On November 22nd 2018, I put up a new BBS once again, it was Bucko's Den running Image BBS v1.2b at 19.2k inside WinVice and running at 20mhz. It was REALLY fast! Both Bucko's Den and Wrong Number V were running inside WinVice on 1 PC. Around April of 2019 I moved The Wrong Number V BBS to my new hardware addition The Ultimate 64 FPGA computer, I added a uIEC/SD and a Turbo232 "modem" to it and moved it off emulation and put it on real hardware. A side deal I had was programming a new version of Image BBS v3.0 it was going to be called, that was running in WinVice along with the other 2 Image boards at one point. After the Wrong Number V was put on the U64, I put The Wrong Number IV which the Image 3.0 was named on a Hyper Drive and a real C64c.

Update: 07/04/2020
On July 1st, 2020 Bucko's Den II came to life running Enigma .5 BBS on a Linux Ubuntu Based Virtual machine. It is a BBS program currently being written and being updated frequently. It is my first Linux based BBS and it runs really nicely.

Update: 01/29/2021
Over the past 6 months since this file was updated. A lot has changed in the Wrong Number Family World.. Bucko's Den Image 2.0 was taken down due to lack of use, and Wrong Number V Image 1.2b which was a dupe of my original Wrong Number ][ BBS was taken down. The reason this one was taken down was not for lack of use, but when you run the amount of BBS' I run some of the boards get left behind the rest and don't get the TLC they deserve. So it was taken down so I could concentrate on the other boards I run.
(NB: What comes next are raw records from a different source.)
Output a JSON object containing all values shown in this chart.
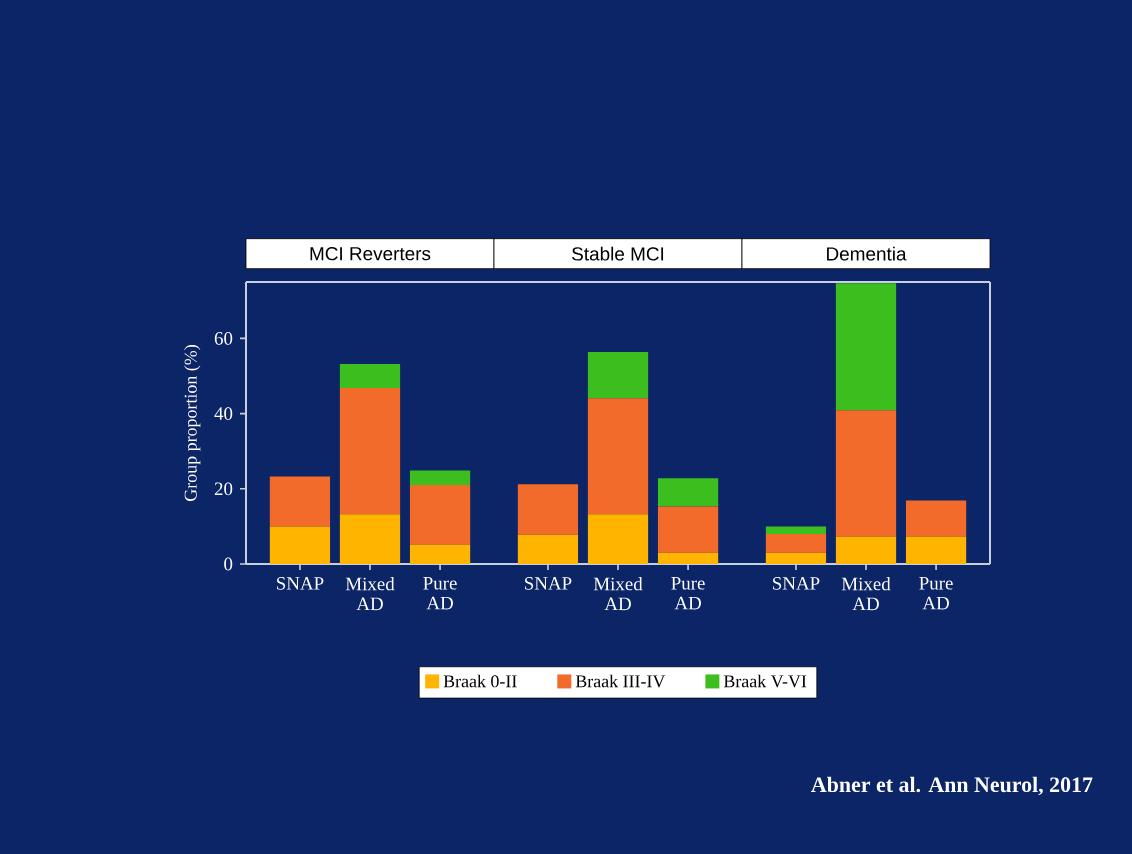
{
  "chart_data": [
    {
      "type": "bar",
      "title": "MCI Reverters",
      "ylabel": "Group proportion (%)",
      "categories": [
        "SNAP",
        "Mixed AD",
        "Pure AD"
      ],
      "stacked": true,
      "legend": "bottom",
      "ylim": [
        0,
        75
      ],
      "yticks": [
        0,
        20,
        40,
        60
      ],
      "series": [
        {
          "name": "Braak 0-II",
          "color": "#ffb400",
          "values": [
            10,
            13.2,
            5.2
          ]
        },
        {
          "name": "Braak III-IV",
          "color": "#f26b2a",
          "values": [
            13.3,
            33.6,
            15.8
          ]
        },
        {
          "name": "Braak V-VI",
          "color": "#3cbf1e",
          "values": [
            0,
            6.4,
            3.9
          ]
        }
      ],
      "annotations": [
        "Abner et al. Ann Neurol, 2017"
      ]
    },
    {
      "type": "bar",
      "title": "Stable MCI",
      "categories": [
        "SNAP",
        "Mixed AD",
        "Pure AD"
      ],
      "stacked": true,
      "ylim": [
        0,
        75
      ],
      "tick_labels": "x",
      "series": [
        {
          "color": "#ffb400",
          "values": [
            7.8,
            13.2,
            3.0
          ]
        },
        {
          "color": "#f26b2a",
          "values": [
            13.4,
            30.9,
            12.3
          ]
        },
        {
          "color": "#3cbf1e",
          "values": [
            0,
            12.3,
            7.5
          ]
        }
      ]
    },
    {
      "type": "bar",
      "title": "Dementia",
      "categories": [
        "SNAP",
        "Mixed AD",
        "Pure AD"
      ],
      "stacked": true,
      "ylim": [
        0,
        75
      ],
      "tick_labels": "x",
      "series": [
        {
          "color": "#ffb400",
          "values": [
            3.0,
            7.3,
            7.3
          ]
        },
        {
          "color": "#f26b2a",
          "values": [
            5.0,
            33.6,
            9.6
          ]
        },
        {
          "color": "#3cbf1e",
          "values": [
            2.0,
            33.8,
            0
          ]
        }
      ]
    }
  ]
}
Namely Wrong Number IV (Image 3.0) That BBS is going through a metamorphosis as of the time of this writing.In the coming months, I intend to expand the Door Server to other BBS' while also updating and adding in more PFiles to the Image BBS.
That is where we stand today. 4 BBS' all part of one family, and now a website!

Update: 05/29/2024
As you can see nothing has been updated on this page in over 3 years. Well today it is revamped. As for this date, there are 4 BBS' running, Wrong Number ][, ]I[, IV, and ][ Retro 1993 plus two hubs for the NISSA Network. We still have the Door Server, but have taken down the File Server at least temporarily. This website has been completely revamped.

That's all folks!!
In Memoriam:
Fred Dart
Don Gladden
John Moore
The 3 guys who made Image what it was and what it still is today.